Step3: Install and configure HPA Config
Install metrics server
Install Prometheus Adapter for custom metrics
helm install prometheus-adapter prometheus-community/prometheus-adapter --namespace monitoring
% kubectl get --raw "/apis/custom.metrics.k8s.io/v1beta1" | jq .
{
"kind": "APIResourceList",
"apiVersion": "v1",
"groupVersion": "custom.metrics.k8s.io/v1beta1",
"resources": []
}
I dont see custom metrics, so fix prometheus-adapter configmap which should have your custom metrics passed:
apiVersion: v1
data:
config.yaml: |
rules:
- seriesQuery: '{__name__=~"^container_.*",container!="POD",namespace!="",pod!=""}'
seriesFilters: []
resources:
template: "<<.Resource>>"
name:
matches: ^container_(.*)_seconds_total$
as: ""
metricsQuery: sum(rate(<<.Series>>{<<.LabelMatchers>>,container!="POD"}[5m])) by (<<.GroupBy>>)

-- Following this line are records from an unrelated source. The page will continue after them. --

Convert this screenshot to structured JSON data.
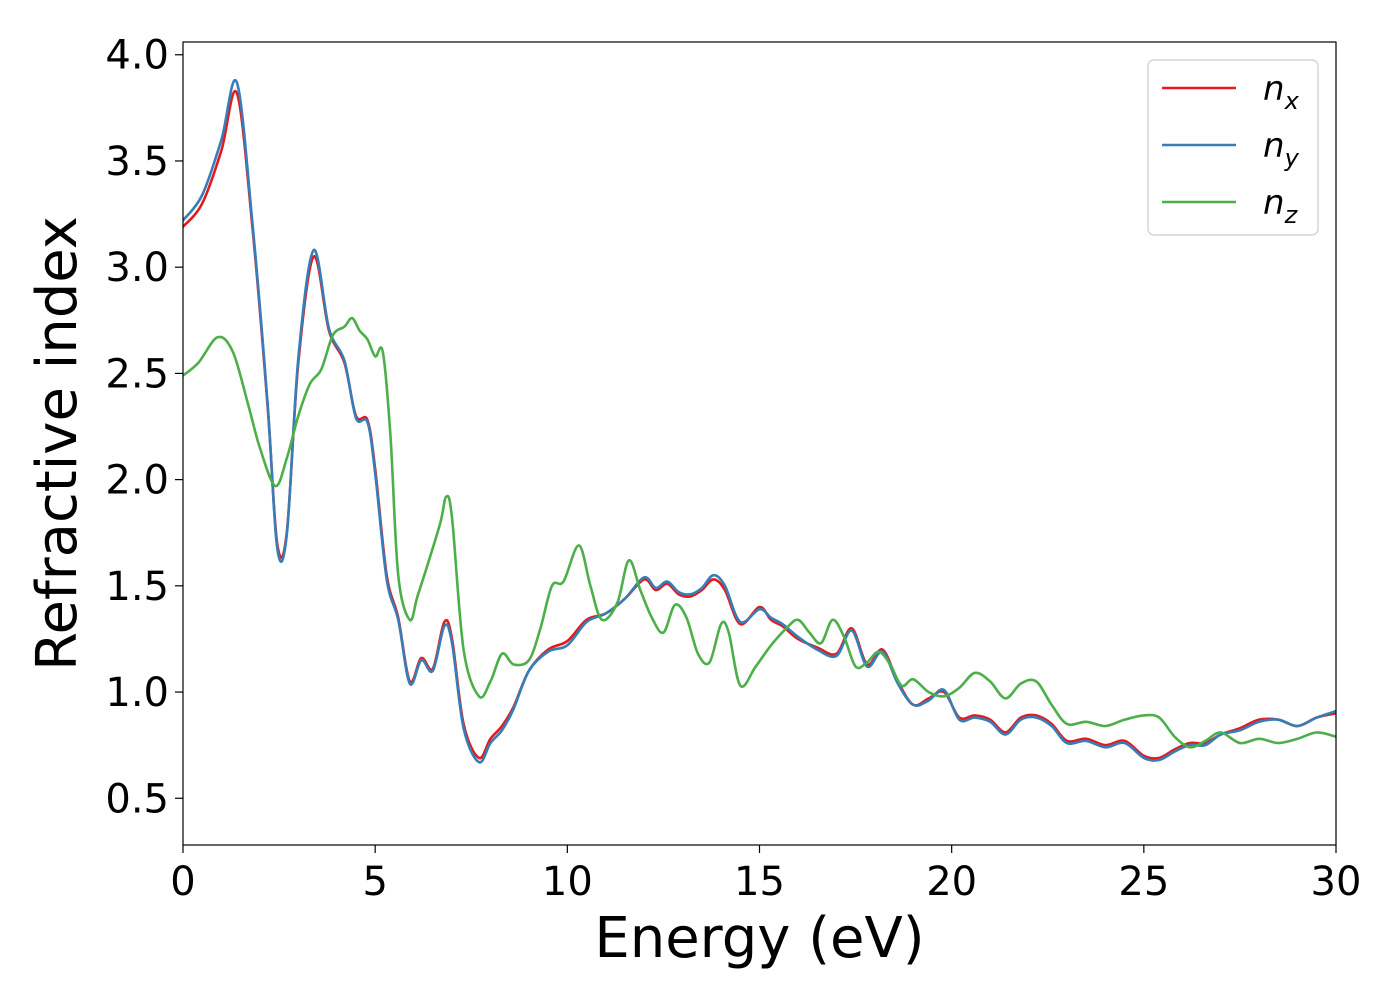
{
  "chart_data": {
    "type": "line",
    "xlabel": "Energy (eV)",
    "ylabel": "Refractive index",
    "xlim": [
      0,
      30
    ],
    "ylim": [
      0.28,
      4.06
    ],
    "xticks": [
      "0",
      "5",
      "10",
      "15",
      "20",
      "25",
      "30"
    ],
    "yticks": [
      "0.5",
      "1.0",
      "1.5",
      "2.0",
      "2.5",
      "3.0",
      "3.5",
      "4.0"
    ],
    "grid": false,
    "legend_position": "top-right",
    "series": [
      {
        "name": "n_x",
        "label_main": "n",
        "label_sub": "x",
        "color": "#e41a1c",
        "x": [
          0,
          0.5,
          1.0,
          1.4,
          1.8,
          2.2,
          2.45,
          2.7,
          3.0,
          3.4,
          3.8,
          4.2,
          4.5,
          4.8,
          5.0,
          5.3,
          5.6,
          5.9,
          6.2,
          6.5,
          6.8,
          7.0,
          7.3,
          7.7,
          8.0,
          8.3,
          8.6,
          9.0,
          9.5,
          10.0,
          10.5,
          11.0,
          11.5,
          12.0,
          12.3,
          12.6,
          12.9,
          13.2,
          13.5,
          13.8,
          14.1,
          14.5,
          15.0,
          15.3,
          15.6,
          16.0,
          16.5,
          17.0,
          17.4,
          17.8,
          18.2,
          18.6,
          19.0,
          19.4,
          19.8,
          20.2,
          20.6,
          21.0,
          21.4,
          21.8,
          22.2,
          22.6,
          23.0,
          23.5,
          24.0,
          24.5,
          25.0,
          25.4,
          25.8,
          26.2,
          26.6,
          27.0,
          27.5,
          28.0,
          28.5,
          29.0,
          29.5,
          30.0
        ],
        "values": [
          3.19,
          3.3,
          3.55,
          3.82,
          3.2,
          2.35,
          1.7,
          1.75,
          2.55,
          3.05,
          2.7,
          2.55,
          2.3,
          2.28,
          2.05,
          1.55,
          1.35,
          1.05,
          1.16,
          1.11,
          1.33,
          1.25,
          0.85,
          0.69,
          0.78,
          0.84,
          0.93,
          1.1,
          1.2,
          1.24,
          1.34,
          1.37,
          1.44,
          1.53,
          1.48,
          1.51,
          1.46,
          1.45,
          1.48,
          1.53,
          1.48,
          1.32,
          1.4,
          1.34,
          1.31,
          1.25,
          1.21,
          1.18,
          1.3,
          1.13,
          1.2,
          1.05,
          0.94,
          0.97,
          1.0,
          0.88,
          0.89,
          0.87,
          0.81,
          0.88,
          0.89,
          0.85,
          0.77,
          0.78,
          0.75,
          0.77,
          0.7,
          0.69,
          0.73,
          0.76,
          0.76,
          0.8,
          0.83,
          0.87,
          0.87,
          0.84,
          0.88,
          0.9
        ]
      },
      {
        "name": "n_y",
        "label_main": "n",
        "label_sub": "y",
        "color": "#377eb8",
        "x": [
          0,
          0.5,
          1.0,
          1.4,
          1.8,
          2.2,
          2.45,
          2.7,
          3.0,
          3.4,
          3.8,
          4.2,
          4.5,
          4.8,
          5.0,
          5.3,
          5.6,
          5.9,
          6.2,
          6.5,
          6.8,
          7.0,
          7.3,
          7.7,
          8.0,
          8.3,
          8.6,
          9.0,
          9.5,
          10.0,
          10.5,
          11.0,
          11.5,
          12.0,
          12.3,
          12.6,
          12.9,
          13.2,
          13.5,
          13.8,
          14.1,
          14.5,
          15.0,
          15.3,
          15.6,
          16.0,
          16.5,
          17.0,
          17.4,
          17.8,
          18.2,
          18.6,
          19.0,
          19.4,
          19.8,
          20.2,
          20.6,
          21.0,
          21.4,
          21.8,
          22.2,
          22.6,
          23.0,
          23.5,
          24.0,
          24.5,
          25.0,
          25.4,
          25.8,
          26.2,
          26.6,
          27.0,
          27.5,
          28.0,
          28.5,
          29.0,
          29.5,
          30.0
        ],
        "values": [
          3.22,
          3.34,
          3.6,
          3.87,
          3.22,
          2.36,
          1.68,
          1.74,
          2.57,
          3.08,
          2.71,
          2.56,
          2.29,
          2.27,
          2.03,
          1.53,
          1.34,
          1.04,
          1.15,
          1.1,
          1.31,
          1.23,
          0.83,
          0.67,
          0.76,
          0.82,
          0.92,
          1.1,
          1.19,
          1.22,
          1.33,
          1.37,
          1.44,
          1.54,
          1.49,
          1.52,
          1.47,
          1.46,
          1.49,
          1.55,
          1.5,
          1.33,
          1.39,
          1.35,
          1.32,
          1.26,
          1.2,
          1.17,
          1.29,
          1.12,
          1.19,
          1.04,
          0.94,
          0.96,
          1.01,
          0.87,
          0.88,
          0.86,
          0.8,
          0.87,
          0.88,
          0.84,
          0.76,
          0.77,
          0.74,
          0.76,
          0.69,
          0.68,
          0.72,
          0.75,
          0.75,
          0.8,
          0.82,
          0.86,
          0.87,
          0.84,
          0.88,
          0.91
        ]
      },
      {
        "name": "n_z",
        "label_main": "n",
        "label_sub": "z",
        "color": "#4daf4a",
        "x": [
          0,
          0.4,
          0.9,
          1.3,
          1.7,
          2.0,
          2.4,
          2.7,
          3.0,
          3.3,
          3.6,
          3.9,
          4.2,
          4.4,
          4.6,
          4.8,
          5.0,
          5.2,
          5.4,
          5.6,
          5.9,
          6.1,
          6.4,
          6.7,
          6.85,
          7.0,
          7.3,
          7.7,
          8.0,
          8.3,
          8.6,
          9.0,
          9.3,
          9.6,
          9.9,
          10.3,
          10.6,
          10.9,
          11.3,
          11.6,
          11.9,
          12.2,
          12.5,
          12.8,
          13.1,
          13.4,
          13.7,
          14.0,
          14.2,
          14.5,
          14.9,
          15.3,
          15.7,
          16.0,
          16.3,
          16.6,
          16.9,
          17.2,
          17.5,
          17.8,
          18.1,
          18.4,
          18.7,
          19.0,
          19.4,
          19.8,
          20.2,
          20.6,
          21.0,
          21.4,
          21.8,
          22.2,
          22.6,
          23.0,
          23.5,
          24.0,
          24.5,
          25.0,
          25.4,
          25.8,
          26.2,
          26.6,
          27.0,
          27.5,
          28.0,
          28.5,
          29.0,
          29.5,
          30.0
        ],
        "values": [
          2.49,
          2.55,
          2.67,
          2.6,
          2.35,
          2.15,
          1.97,
          2.1,
          2.3,
          2.45,
          2.52,
          2.68,
          2.72,
          2.76,
          2.7,
          2.66,
          2.58,
          2.6,
          2.2,
          1.55,
          1.34,
          1.45,
          1.62,
          1.8,
          1.92,
          1.82,
          1.2,
          0.98,
          1.05,
          1.18,
          1.13,
          1.15,
          1.3,
          1.5,
          1.52,
          1.69,
          1.5,
          1.34,
          1.42,
          1.62,
          1.48,
          1.35,
          1.28,
          1.41,
          1.35,
          1.18,
          1.14,
          1.32,
          1.28,
          1.03,
          1.12,
          1.22,
          1.3,
          1.34,
          1.28,
          1.23,
          1.34,
          1.26,
          1.12,
          1.14,
          1.19,
          1.13,
          1.03,
          1.06,
          1.0,
          0.98,
          1.02,
          1.09,
          1.05,
          0.97,
          1.04,
          1.05,
          0.94,
          0.85,
          0.86,
          0.84,
          0.87,
          0.89,
          0.88,
          0.79,
          0.74,
          0.77,
          0.81,
          0.76,
          0.78,
          0.76,
          0.78,
          0.81,
          0.79
        ]
      }
    ]
  }
}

- seriesQuery: '{__name__=~"^container_.*",container!="POD",namespace!="",pod!=""}'
seriesFilters:
- isNot: ^container_.*_seconds_total$
resources:
template: "<<.Resource>>"
name:
matches: ^container_(.*)_total$
as: ""
metricsQuery: sum(rate(<<.Series>>{<<.LabelMatchers>>,container!="POD"}[5m])) by (<<.GroupBy>>)
- seriesQuery: '{namespace!="",__name__!~"^container_.*"}'
seriesFilters:
- isNot: .*_total$
resources:
template: "<<.Resource>>"
name:
matches: ""
as: ""
metricsQuery: sum(<<.Series>>{<<.LabelMatchers>>}) by (<<.GroupBy>>)
- seriesQuery: 'http_requests_total{namespace!="",pod!=""}'
resources:
template: "<<.Resource>>"
name:
matches: "http_requests_total"
as: "http_requests_per_second"
metricsQuery: 'sum(rate(http_requests_total{<<.LabelMatchers>>}[1m])) by (<<.GroupBy>>)'
- seriesQuery: 'queue_depth{namespace!="",pod!=""}'
resources:
template: "<<.Resource>>"
name:
matches: "queue_depth"
as: "queue_depth_value"
metricsQuery: 'avg(queue_depth{<<.LabelMatchers>>}) by (<<.GroupBy>>)'
- seriesQuery: 'process_memory_bytes{namespace!="",pod!=""}'
resources:
template: "<<.Resource>>"
name:
matches: "process_memory_bytes"
as: "memory_usage_bytes"
metricsQuery: 'sum(process_memory_bytes{<<.LabelMatchers>>}) by (<<.GroupBy>>)'
kind: ConfigMap
metadata:
name: prometheus-adapter
namespace: monitoring
% kubectl get --raw "/apis/custom.metrics.k8s.io/v1beta1" | jq | grep -i pods | egrep -i 'http_requests_per_second|queue_depth_value|memory_usage_bytes'
"name": "pods/http_requests_per_second",
"name": "pods/queue_depth_value",
"name": "pods/memory_usage_bytes",
% kubectl get --raw "/apis/custom.metrics.k8s.io/v1beta1/namespaces/default/pods/*/http_requests_per_second" | jq .
Now define HPA config
apiVersion: autoscaling/v2
kind: HorizontalPodAutoscaler
metadata:
name: myapp-hpa
namespace: default
spec:
scaleTargetRef:
apiVersion: apps/v1
kind: Deployment
name: myapp
minReplicas: 3
maxReplicas: 50
metrics:
- type: Pods
pods:
metric:
name: http_requests_per_second
target:
type: AverageValue
averageValue: 300m
- type: Pods
pods:
metric:
name: queue_depth_value
target:
type: AverageValue
averageValue: 5
- type: Pods
pods:
metric:
name: memory_usage_bytes
target:
type: AverageValue
averageValue: 200Mi
% k get hpa
NAME REFERENCE TARGETS MINPODS MAXPODS REPLICAS AGE
myapp-hpa Deployment/myapp 286m/300m, 3500m/5 + 1 more... 3 50 8 8m26s
By looking at the above output we can confirm that HPA is able to read custom metrics and able to scale replicas of myapp deployment to 8 which was initially only 3.